Where a personal library has been formed by a distinguished individual who was not a writer, the position is quite different. Almost no library put together in the nineteenth or twentieth century by a politician, soldier, bishop, judge, captain of industry, theatrical impresario or football manager (if football managers' libraries indeed exist ?), has been deemed to have a heritage value, and such libraries have tended to pass into institutional hands only when they have been gifted in whole or part to a university library or other similar home. The great mass of such libraries are dispersed instead through the auction rooms or as individual items by an antiquarian bookseller, and all that can be expected of the auction house or antiquarian bookseller through whose hands the books pass is that when they sell the books, the books should be properly described and the identity of the individual who collected them should be clearly stated.

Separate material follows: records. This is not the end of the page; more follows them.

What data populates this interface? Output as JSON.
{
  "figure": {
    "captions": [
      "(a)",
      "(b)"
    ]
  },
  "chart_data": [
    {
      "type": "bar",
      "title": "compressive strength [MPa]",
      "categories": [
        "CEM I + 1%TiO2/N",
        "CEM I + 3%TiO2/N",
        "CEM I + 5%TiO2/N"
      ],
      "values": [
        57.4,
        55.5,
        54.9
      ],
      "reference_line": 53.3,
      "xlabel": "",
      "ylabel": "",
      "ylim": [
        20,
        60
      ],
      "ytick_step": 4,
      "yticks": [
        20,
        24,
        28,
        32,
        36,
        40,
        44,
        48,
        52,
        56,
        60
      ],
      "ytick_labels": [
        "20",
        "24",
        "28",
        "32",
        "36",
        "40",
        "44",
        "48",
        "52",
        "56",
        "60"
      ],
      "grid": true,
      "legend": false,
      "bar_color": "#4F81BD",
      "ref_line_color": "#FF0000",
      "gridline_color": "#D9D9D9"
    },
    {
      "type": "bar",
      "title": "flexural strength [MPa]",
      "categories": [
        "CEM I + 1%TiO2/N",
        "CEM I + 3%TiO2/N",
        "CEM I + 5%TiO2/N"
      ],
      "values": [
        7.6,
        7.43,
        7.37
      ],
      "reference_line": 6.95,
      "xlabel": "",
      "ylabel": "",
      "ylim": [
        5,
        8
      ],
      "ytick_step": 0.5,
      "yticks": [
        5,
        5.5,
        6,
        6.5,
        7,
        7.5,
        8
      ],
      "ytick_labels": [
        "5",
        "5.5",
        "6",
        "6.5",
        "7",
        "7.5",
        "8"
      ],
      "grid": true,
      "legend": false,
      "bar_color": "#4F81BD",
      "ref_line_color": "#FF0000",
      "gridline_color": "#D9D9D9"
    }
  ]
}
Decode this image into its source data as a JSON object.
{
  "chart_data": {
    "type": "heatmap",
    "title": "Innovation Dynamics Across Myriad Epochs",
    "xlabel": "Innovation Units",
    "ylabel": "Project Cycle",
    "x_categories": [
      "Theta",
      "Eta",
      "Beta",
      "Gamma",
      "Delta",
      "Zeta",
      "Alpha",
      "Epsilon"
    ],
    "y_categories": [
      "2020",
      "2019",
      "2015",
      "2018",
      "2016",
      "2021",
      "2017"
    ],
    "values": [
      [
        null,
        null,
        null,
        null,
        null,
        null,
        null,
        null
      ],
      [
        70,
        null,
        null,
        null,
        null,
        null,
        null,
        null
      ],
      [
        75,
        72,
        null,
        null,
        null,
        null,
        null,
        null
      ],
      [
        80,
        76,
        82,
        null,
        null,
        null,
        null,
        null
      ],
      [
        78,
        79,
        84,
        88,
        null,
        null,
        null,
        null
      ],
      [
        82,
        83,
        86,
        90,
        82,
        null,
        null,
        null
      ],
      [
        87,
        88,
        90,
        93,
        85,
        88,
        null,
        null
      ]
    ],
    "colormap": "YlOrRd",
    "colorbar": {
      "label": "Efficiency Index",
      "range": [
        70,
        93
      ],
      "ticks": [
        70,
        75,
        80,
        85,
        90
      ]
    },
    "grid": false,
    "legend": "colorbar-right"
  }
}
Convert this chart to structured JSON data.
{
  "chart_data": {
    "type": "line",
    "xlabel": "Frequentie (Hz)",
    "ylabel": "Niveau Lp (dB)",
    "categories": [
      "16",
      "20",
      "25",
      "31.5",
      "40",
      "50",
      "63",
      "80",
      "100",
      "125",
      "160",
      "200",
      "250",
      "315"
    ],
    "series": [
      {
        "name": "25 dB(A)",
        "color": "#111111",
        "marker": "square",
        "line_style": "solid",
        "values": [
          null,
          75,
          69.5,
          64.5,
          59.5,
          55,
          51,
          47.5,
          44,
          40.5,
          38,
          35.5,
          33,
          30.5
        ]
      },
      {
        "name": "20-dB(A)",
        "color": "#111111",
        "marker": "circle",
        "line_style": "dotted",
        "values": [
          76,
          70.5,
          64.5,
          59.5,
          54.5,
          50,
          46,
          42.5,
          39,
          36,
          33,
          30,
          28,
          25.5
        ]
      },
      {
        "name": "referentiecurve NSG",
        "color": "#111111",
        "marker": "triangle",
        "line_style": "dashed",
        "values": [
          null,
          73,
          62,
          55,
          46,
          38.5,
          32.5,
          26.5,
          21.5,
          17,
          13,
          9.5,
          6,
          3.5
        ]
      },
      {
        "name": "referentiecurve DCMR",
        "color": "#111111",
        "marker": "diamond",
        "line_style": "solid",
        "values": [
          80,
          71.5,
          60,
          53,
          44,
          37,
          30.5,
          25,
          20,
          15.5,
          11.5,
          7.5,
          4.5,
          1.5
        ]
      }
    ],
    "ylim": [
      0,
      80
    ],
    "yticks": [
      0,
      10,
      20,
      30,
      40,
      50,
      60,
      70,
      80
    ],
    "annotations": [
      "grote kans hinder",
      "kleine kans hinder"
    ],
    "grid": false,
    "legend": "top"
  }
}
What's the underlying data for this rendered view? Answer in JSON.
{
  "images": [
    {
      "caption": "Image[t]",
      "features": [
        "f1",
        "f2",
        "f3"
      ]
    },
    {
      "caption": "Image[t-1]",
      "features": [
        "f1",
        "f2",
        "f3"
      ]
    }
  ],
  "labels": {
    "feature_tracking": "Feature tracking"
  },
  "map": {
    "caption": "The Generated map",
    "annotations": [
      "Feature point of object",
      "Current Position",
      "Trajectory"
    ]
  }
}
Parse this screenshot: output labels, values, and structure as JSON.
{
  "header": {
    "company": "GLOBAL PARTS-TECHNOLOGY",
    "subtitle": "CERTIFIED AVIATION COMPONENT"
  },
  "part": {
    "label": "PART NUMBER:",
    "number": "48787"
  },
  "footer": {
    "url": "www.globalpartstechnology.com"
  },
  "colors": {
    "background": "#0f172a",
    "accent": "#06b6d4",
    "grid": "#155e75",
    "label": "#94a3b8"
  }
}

In these enlightened days antiquarian booksellers customarily discharge these responsibilities conscientiously, but there have been instances in the not too distant past where the great auction houses, whether as a result of convoluted issues of vendor confidentially, or through ignorance or muddle within their book departments, have failed to state plainly who put together the libraries that they are offering for sale. Thus, the library of the nineteenth century Conservative statesman Henry Goulburn, put through Christie's South Kensington rooms in a series of sales some years back, would surely have done better for its vendors if each instalment of the books had been clearly marketed as part of Goulburn's personal library, and it is similarly not clear why the same firm did not make more of a fascinating residue of books from the libraries of Richard Monckton Mills (Lord Houghton) and of his son, the 1st Marquis of Crewe, dispersed in a confused manner through sales both at King Street and at South Kensington.
Yet one should not be too hard on the auction houses in this respect, for any antiquarian bookseller who regularly attends London sales must recognise the combination of romance and intellectual challenge inherent in the description of a particular group of lots as "the property of a nobleman", and we would certainly feel deprived if on each and every occasion the particular auction house concerned saw it as its duty to work out and to state exactly in its catalogue which eighteenth-century aristocrat, or, as it might alternatively be, late twentieth century life peer, had originally put together the group of books concerned.